Are you ready for your Main Course? 

by Kristin Battestella

The Bee Gees launched their second career with this 1975 release.   The brothers had changed their sound, and did not appear on the album cover. (I had a tough time explaining to my niece why the cover picture is a naked lady in a spoon!)  

Nights On Broadway was a hit, and brought about the birth of Barry’s falsetto sound.   It’s excellently arranged and lyrically spectacular.  Who hasn’t been inspired by those gosh darn sappy love songs and dopey romance movies?! Nights On Broadway perfectly captures that moment. 

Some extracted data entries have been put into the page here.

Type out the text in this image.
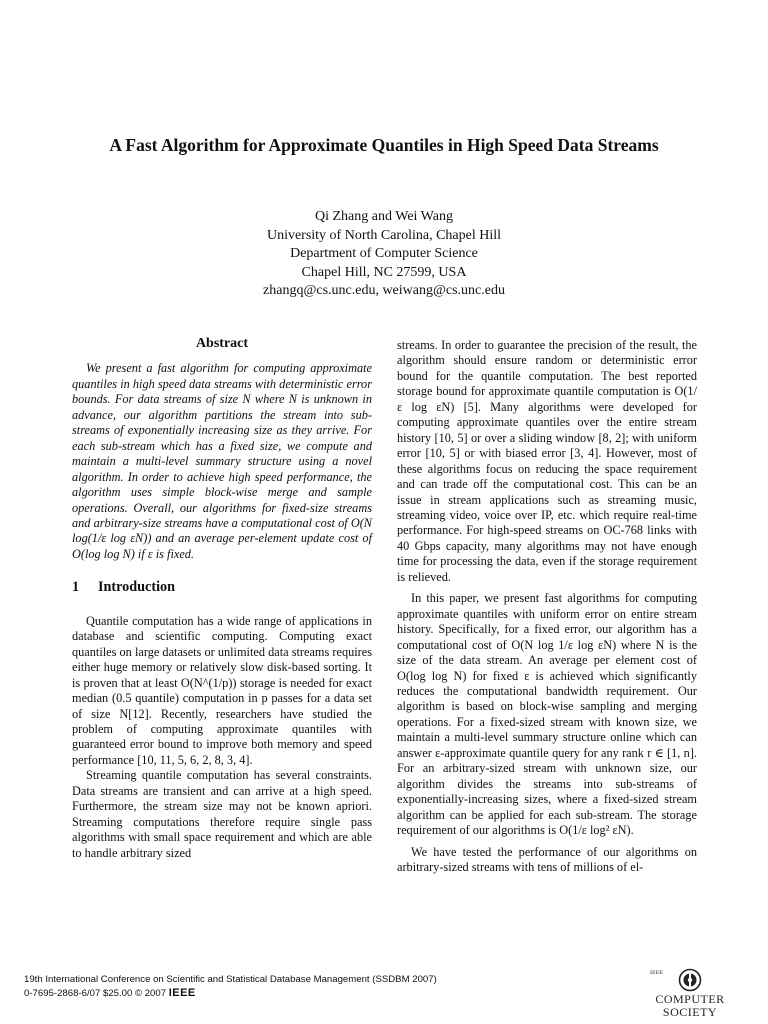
A Fast Algorithm for Approximate Quantiles in High Speed Data Streams
Qi Zhang and Wei Wang
University of North Carolina, Chapel Hill
Department of Computer Science
Chapel Hill, NC 27599, USA
zhangq@cs.unc.edu, weiwang@cs.unc.edu
Abstract

We present a fast algorithm for computing approximate quantiles in high speed data streams with deterministic error bounds. For data streams of size N where N is unknown in advance, our algorithm partitions the stream into sub-streams of exponentially increasing size as they arrive. For each sub-stream which has a fixed size, we compute and maintain a multi-level summary structure using a novel algorithm. In order to achieve high speed performance, the algorithm uses simple block-wise merge and sample operations. Overall, our algorithms for fixed-size streams and arbitrary-size streams have a computational cost of O(N log(1/ε log εN)) and an average per-element update cost of O(log log N) if ε is fixed.

1 Introduction

Quantile computation has a wide range of applications in database and scientific computing. Computing exact quantiles on large datasets or unlimited data streams requires either huge memory or relatively slow disk-based sorting. It is proven that at least O(N^(1/p)) storage is needed for exact median (0.5 quantile) computation in p passes for a data set of size N[12]. Recently, researchers have studied the problem of computing approximate quantiles with guaranteed error bound to improve both memory and speed performance [10, 11, 5, 6, 2, 8, 3, 4].

Streaming quantile computation has several constraints. Data streams are transient and can arrive at a high speed. Furthermore, the stream size may not be known apriori. Streaming computations therefore require single pass algorithms with small space requirement and which are able to handle arbitrary sized

streams. In order to guarantee the precision of the result, the algorithm should ensure random or deterministic error bound for the quantile computation. The best reported storage bound for approximate quantile computation is O(1/ε log εN) [5]. Many algorithms were developed for computing approximate quantiles over the entire stream history [10, 5] or over a sliding window [8, 2]; with uniform error [10, 5] or with biased error [3, 4]. However, most of these algorithms focus on reducing the space requirement and can trade off the computational cost. This can be an issue in stream applications such as streaming music, streaming video, voice over IP, etc. which require real-time performance. For high-speed streams on OC-768 links with 40 Gbps capacity, many algorithms may not have enough time for processing the data, even if the storage requirement is relieved.

In this paper, we present fast algorithms for computing approximate quantiles with uniform error on entire stream history. Specifically, for a fixed error, our algorithm has a computational cost of O(N log 1/ε log εN) where N is the size of the data stream. An average per element cost of O(log log N) for fixed ε is achieved which significantly reduces the computational bandwidth requirement. Our algorithm is based on block-wise sampling and merging operations. For a fixed-sized stream with known size, we maintain a multi-level summary structure online which can answer ε-approximate quantile query for any rank r ∈ [1, n]. For an arbitrary-sized stream with unknown size, our algorithm divides the streams into sub-streams of exponentially-increasing sizes, where a fixed-sized stream algorithm can be applied for each sub-stream. The storage requirement of our algorithms is O(1/ε log² εN).

We have tested the performance of our algorithms on arbitrary-sized streams with tens of millions of el-

19th International Conference on Scientific and Statistical Database Management (SSDBM 2007)
0-7695-2868-6/07 $25.00 © 2007 IEEE
IEEE
COMPUTER
SOCIETY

Now as much praise as I have for Broadway, Jive Talkin’ is not one of my favorite songs. In fact, it is one of three I nearly loathe.  When this monster hit climbed the charts no one could believe it was the ‘Broken Hearted Bee Gees’.  I was born after the Fever craze and had to almost  relearn there was such a thing as the broken hearted sound.  Jive is one of those songs that has probably been played to death.  It’s a shame,  it isn’t that bad, I suppose. To me the beat and voice arrangement seem at odds. You listen and decide.

Wind of Change is the first song the brothers wrote for the album, indicating they were ready for a change.  Main Course varies in style, and some dismiss it as a poorly constructed,uneven album. I disagree. There is something for everyone here.  As much as I loathe the disco overkill, I like Wind of Change’s heartfelt lyrics and disco sound.   The brothers could have literally picked which style with which they wanted to continue.

My case in point  is in the fourth track, Songbird.  It’s in the singer songwriter vein, similar to Elton John.  Perhaps that’s its one fault, but the verses are masterful.  Each has subtle changes so it never sounds the same twice. Redundant in their lack of redundancy!  

Fanny Be Tender With My Love masters this idea.  Each chorus is slightly different in arrangement, and you are just completely hooked and can’t wait to hear what they do next.  The one issue I have with Main Course is, like Mr. Natural before, there is no Maurice lead. That being said, this may be the definitive Maurice album.  Barry and Robin masterfully do Fanny’s lead, but Mo owns the echoes and harmony this album.  

All This Making Love is another style change. The brothers go back to their Beatle roots a bit. A bit of Gibby humor is evident here as well.  The brothers’ country roots, however, appear on Country Lanes and the subsequent Come on Over.  Both Robin leads, the country style here fits his quavering sound perfectly.  Again we don’t hear him much, but Country Lanes is made by Maurice’s vocal addition.   Come on Over’s is lyrically excellent and was covered by Olivia Newton-John.  

Edge of The Universe I take as the ’fun’ song of the album.  The brothers claim it’s just about an alien and his dog, but I suspect something more mischievous!   It’s also unusual at this time to hear Robin sing a more upbeat song.  The lyrics are hysterical in their wackiness, and they will get stuck in your head. 

As happy as Edge is, Baby As You Turn Away is a cleverly disguised sorrowful song.  Barry and Maurice lead this the final song on Main Course.  The arrangement is masterful, and it’s my favorite song on the album.  Not every song on Main Course is for everyone, but it is a must in the budding fan’s collection.